Alexander podszedł do niej i złapał za chude nadgarstki.
- Jeśli nie będziesz przestrzegać zasad to nie będziesz łowcą ani strażnikiem!
Mia wyszarpała się z rąk Alexa i wzięła się na odwagę. Uderzyła Weyland'a w brzuch. Chłopak zaskoczony zgiął się w pół łapiąc za bolące miejsce w tedy dziewczyna podcięła mu nogi i wampir zaskoczony i obolały upadł na zakurzoną podłogę.

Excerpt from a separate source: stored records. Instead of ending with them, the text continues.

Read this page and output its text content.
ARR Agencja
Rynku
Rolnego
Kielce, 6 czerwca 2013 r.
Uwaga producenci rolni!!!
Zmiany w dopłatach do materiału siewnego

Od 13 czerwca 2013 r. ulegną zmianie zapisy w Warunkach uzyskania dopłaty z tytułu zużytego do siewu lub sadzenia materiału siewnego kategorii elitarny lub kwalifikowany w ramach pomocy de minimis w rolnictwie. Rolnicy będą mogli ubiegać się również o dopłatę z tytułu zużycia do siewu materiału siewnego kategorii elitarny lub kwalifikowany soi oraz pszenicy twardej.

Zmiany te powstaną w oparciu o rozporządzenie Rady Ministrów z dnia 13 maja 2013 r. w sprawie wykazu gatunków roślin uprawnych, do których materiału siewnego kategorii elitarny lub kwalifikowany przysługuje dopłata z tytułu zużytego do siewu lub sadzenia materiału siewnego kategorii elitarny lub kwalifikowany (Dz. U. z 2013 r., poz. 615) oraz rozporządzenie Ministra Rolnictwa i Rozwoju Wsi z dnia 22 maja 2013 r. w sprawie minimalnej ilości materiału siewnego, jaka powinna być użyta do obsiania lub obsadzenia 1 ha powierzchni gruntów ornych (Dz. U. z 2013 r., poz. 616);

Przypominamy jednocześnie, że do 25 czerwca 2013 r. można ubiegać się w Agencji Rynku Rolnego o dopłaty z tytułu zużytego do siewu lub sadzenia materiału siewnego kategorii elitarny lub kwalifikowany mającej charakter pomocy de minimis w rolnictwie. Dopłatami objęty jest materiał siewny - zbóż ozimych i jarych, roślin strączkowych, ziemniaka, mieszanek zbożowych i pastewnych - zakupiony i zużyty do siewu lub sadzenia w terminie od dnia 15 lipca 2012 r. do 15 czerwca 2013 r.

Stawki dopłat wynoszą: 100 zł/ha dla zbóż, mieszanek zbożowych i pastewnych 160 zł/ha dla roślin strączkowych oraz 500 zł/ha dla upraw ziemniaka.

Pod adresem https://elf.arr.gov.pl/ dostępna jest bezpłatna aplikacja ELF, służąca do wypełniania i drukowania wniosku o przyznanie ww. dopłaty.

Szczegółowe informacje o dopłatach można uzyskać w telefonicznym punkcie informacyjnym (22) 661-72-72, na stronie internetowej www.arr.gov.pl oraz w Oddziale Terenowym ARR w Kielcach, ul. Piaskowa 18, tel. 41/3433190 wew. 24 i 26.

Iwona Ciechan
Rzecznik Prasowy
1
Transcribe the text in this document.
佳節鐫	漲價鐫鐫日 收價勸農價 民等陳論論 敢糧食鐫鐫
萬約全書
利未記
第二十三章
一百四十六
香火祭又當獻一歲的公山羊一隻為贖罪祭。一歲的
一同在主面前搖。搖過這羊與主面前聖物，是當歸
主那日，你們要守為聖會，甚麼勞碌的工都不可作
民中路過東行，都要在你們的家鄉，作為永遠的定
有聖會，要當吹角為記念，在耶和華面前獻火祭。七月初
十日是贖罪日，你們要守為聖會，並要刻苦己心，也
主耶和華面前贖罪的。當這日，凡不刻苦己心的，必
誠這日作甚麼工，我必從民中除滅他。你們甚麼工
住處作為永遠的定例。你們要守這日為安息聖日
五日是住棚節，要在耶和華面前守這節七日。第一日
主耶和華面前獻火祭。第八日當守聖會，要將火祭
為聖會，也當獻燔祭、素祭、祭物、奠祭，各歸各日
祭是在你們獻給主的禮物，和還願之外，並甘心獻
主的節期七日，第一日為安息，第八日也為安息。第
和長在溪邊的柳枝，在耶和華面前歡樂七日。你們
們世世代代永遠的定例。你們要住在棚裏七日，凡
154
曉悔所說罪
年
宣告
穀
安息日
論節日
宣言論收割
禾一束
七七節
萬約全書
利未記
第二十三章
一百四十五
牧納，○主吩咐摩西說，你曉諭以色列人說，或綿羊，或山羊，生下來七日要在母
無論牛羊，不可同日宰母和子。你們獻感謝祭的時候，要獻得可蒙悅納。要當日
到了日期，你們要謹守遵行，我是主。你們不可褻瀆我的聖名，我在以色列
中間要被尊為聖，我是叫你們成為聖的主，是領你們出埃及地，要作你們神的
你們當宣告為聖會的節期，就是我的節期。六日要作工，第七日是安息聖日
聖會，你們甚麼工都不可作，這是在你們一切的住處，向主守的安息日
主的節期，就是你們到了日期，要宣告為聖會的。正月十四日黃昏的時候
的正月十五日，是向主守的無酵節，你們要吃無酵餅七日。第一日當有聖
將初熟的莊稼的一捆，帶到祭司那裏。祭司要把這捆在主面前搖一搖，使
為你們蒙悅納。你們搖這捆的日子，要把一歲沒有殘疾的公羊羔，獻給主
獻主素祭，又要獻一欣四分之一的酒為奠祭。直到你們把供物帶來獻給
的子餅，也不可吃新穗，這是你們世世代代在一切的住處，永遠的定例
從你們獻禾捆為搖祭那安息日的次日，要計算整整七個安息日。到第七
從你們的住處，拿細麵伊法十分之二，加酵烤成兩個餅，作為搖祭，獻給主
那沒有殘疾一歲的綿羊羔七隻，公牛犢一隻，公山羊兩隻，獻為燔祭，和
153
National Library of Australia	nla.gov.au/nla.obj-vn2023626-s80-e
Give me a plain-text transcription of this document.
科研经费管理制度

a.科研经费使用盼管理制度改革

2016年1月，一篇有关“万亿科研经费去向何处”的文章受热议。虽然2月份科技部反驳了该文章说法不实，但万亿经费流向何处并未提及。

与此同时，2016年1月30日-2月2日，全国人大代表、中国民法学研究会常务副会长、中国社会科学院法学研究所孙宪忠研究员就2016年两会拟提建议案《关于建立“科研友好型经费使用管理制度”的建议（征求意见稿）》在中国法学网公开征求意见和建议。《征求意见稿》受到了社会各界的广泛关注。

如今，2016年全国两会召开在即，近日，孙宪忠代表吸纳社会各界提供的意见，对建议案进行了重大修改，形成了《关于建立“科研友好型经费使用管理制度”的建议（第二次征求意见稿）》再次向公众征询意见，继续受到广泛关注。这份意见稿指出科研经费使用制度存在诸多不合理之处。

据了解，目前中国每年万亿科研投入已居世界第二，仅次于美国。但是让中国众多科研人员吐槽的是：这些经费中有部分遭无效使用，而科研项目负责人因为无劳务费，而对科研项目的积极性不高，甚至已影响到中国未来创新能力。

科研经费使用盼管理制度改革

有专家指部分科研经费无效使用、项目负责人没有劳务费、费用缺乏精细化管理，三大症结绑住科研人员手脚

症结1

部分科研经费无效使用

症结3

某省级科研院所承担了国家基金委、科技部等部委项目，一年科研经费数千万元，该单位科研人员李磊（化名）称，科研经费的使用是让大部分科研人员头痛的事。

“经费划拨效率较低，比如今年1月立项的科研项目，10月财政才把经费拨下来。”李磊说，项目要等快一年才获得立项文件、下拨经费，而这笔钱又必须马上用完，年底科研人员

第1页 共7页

- Nadal uważasz, że nie będę łowcą? - spytała.
- Nieźle Alex, nowa położyła cię na łopatki - zaśmiał się jakiś chłopak, który walił w worek treningowy.
- Zamknij się! - uciszył go Weyland - A ty chodź - powiedział do Mii podnosząc się z podłogi.
Wyszli razem z budynku na świeże powietrze. Alex przysiadł na kamiennej drodze aby dojść do siebie po ciosie, a Mia stała patrząc na mur otaczający miasto. Minęło kilka minut kiedy usłyszała z ust Alexa.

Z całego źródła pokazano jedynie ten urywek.